What country would you prefer to live in? The one being cheered by economists for its buoyant productivity and high-wage model, or the one with booming employment, where migrants, the young and labour market outsiders all find work?
So the UK, with its welfare reforms and flexible labour market, has encouraged the shirkers and the poorly skilled to get back into work. The downside is that productivity falls because a lot of these ‘labour market outsiders’ are not very good.
It sounds very plausible and it’s an argument that seems to have a lot of traction. I’ve seen a couple of TV discussions recently in which the productivity puzzle was framed as a problem of poor quality workers.
But, while it may sound plausible, it’s wrong.
Firstly, almost all the job growth since the point where productivity growth stalled has been in high skilled occupations.
Now it might be that some of this is due to people bigging themselves up in the Labour Force Survey but the numbers are so big that, even allowing for such an error, the pattern is clear. People in high skilled occupations make up a greater proportion of the workforce now than they did before the recession.
Over the same period, not only did the percentage of employees in high skilled roles increase, so did the proportion of workers with tertiary education.
Source: Growth Through People, UKCES, February 2015
Compared with many other EU countries, a high proportion of the UK’s workforce is both highly qualified and in high skill occupations.
A recent paper by Peter Goodridge, Jonathan Haskel and Gavin Wallis concluded that the make up of the labour force could not have been the cause of low productivity.
[I]ncreased growth in labour composition is driven by (a) an increased employment share for the high-skilled, and (b) strong falls in hours worked of the low- skilled.
[T]he inclusion of labour quality (composition) deepens the productivity puzzle….. [I]t is not the case in the recession that, for example, there was a move to low skilled workers, either in terms of quantity or price, that lowered the composition of labour and so slowed productivity growth. Rather, the opposite occurred.
The ONS agrees (my emphasis):
Labour composition has made positive contributions to output growth in every year since 2000, but notably since 2008.

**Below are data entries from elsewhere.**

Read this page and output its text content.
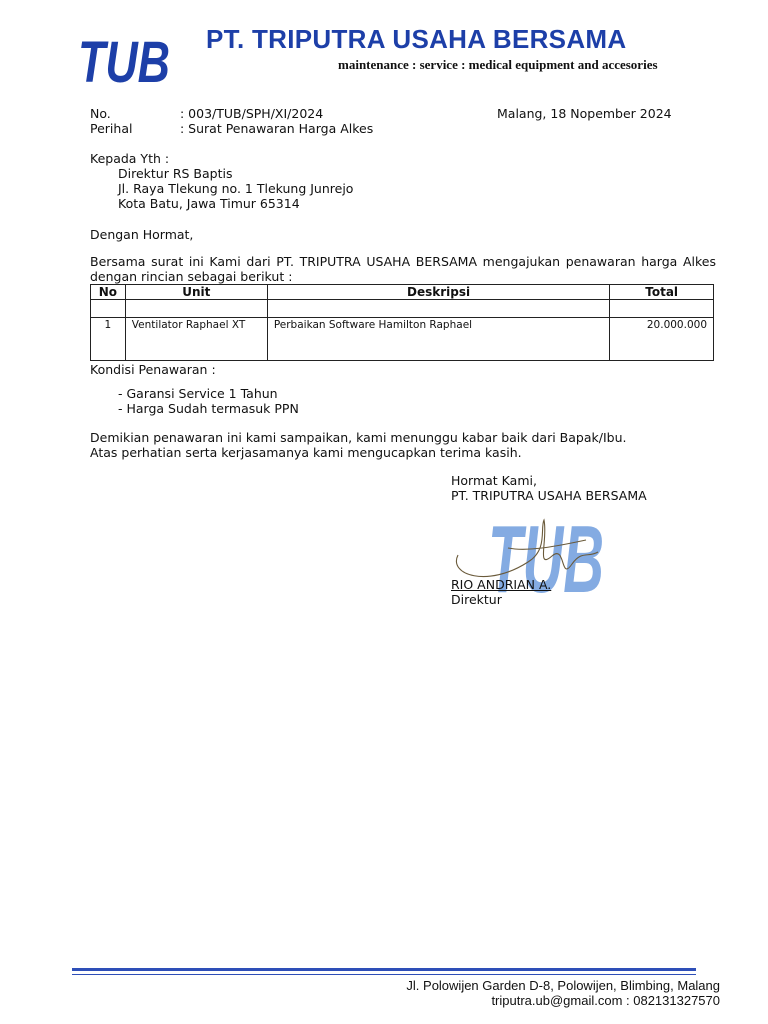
TUB PT. TRIPUTRA USAHA BERSAMA
maintenance : service : medical equipment and accesories
No.	: 003/TUB/SPH/XI/2024	Malang, 18 Nopember 2024
Perihal	: Surat Penawaran Harga Alkes
Kepada Yth :
Direktur RS Baptis
Jl. Raya Tlekung no. 1 Tlekung Junrejo
Kota Batu, Jawa Timur 65314
Dengan Hormat,
Bersama surat ini Kami dari PT. TRIPUTRA USAHA BERSAMA mengajukan penawaran harga Alkes dengan rincian sebagai berikut :
No	Unit	Deskripsi	Total

1	Ventilator Raphael XT	Perbaikan Software Hamilton Raphael	20.000.000
Kondisi Penawaran :
- Garansi Service 1 Tahun
- Harga Sudah termasuk PPN
Demikian penawaran ini kami sampaikan, kami menunggu kabar baik dari Bapak/Ibu.
Atas perhatian serta kerjasamanya kami mengucapkan terima kasih.
TUB
Hormat Kami,
PT. TRIPUTRA USAHA BERSAMA
RIO ANDRIAN A.
Direktur
Jl. Polowijen Garden D-8, Polowijen, Blimbing, Malang
triputra.ub@gmail.com : 082131327570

As noted in Franklin and Murphy (2014), the positive contributions since 2008 have exacerbated the ‘productivity puzzle’ as it implies labour input to production has been even stronger than implied by a non-weighted measure of hours worked. Alternatively, it also implies that the average productive potential of each hour worked has improved over this period, reflecting – on average- a shift towards labour market attributes that are associated with higher productivity such as educational attainment and experience.
The composition of the workforce has increased productivity but other factors, the unknowns of Multi Factor Productivity (MFP), have more than contracted its effect. But for the improved skills, experience and qualifications of the workforce, the fall in productivity would have been even worse.
In short, then, productivity has fallen in spite of the quality of the labour force not because of it.
It may be that some new jobs have been created for the poorly skilled and that some long-term unemployed have been nudged back into work. This can’t be the reason for the fall in productivity, though, because such workers make up a smaller proportion of the labour force than they did before the recession.
Low productivity, and therefore low wages, can’t be explained as the price we pay for getting labour market outsiders back to work. The skills, qualifications and capabilities of our workforce are as good as they have ever been, if not better. Since 2007, we have seen a high skill, low productivity, low pay employment recovery. Whatever else is responsible for the UK’s fall in productivity, it’s not the quality of our workers.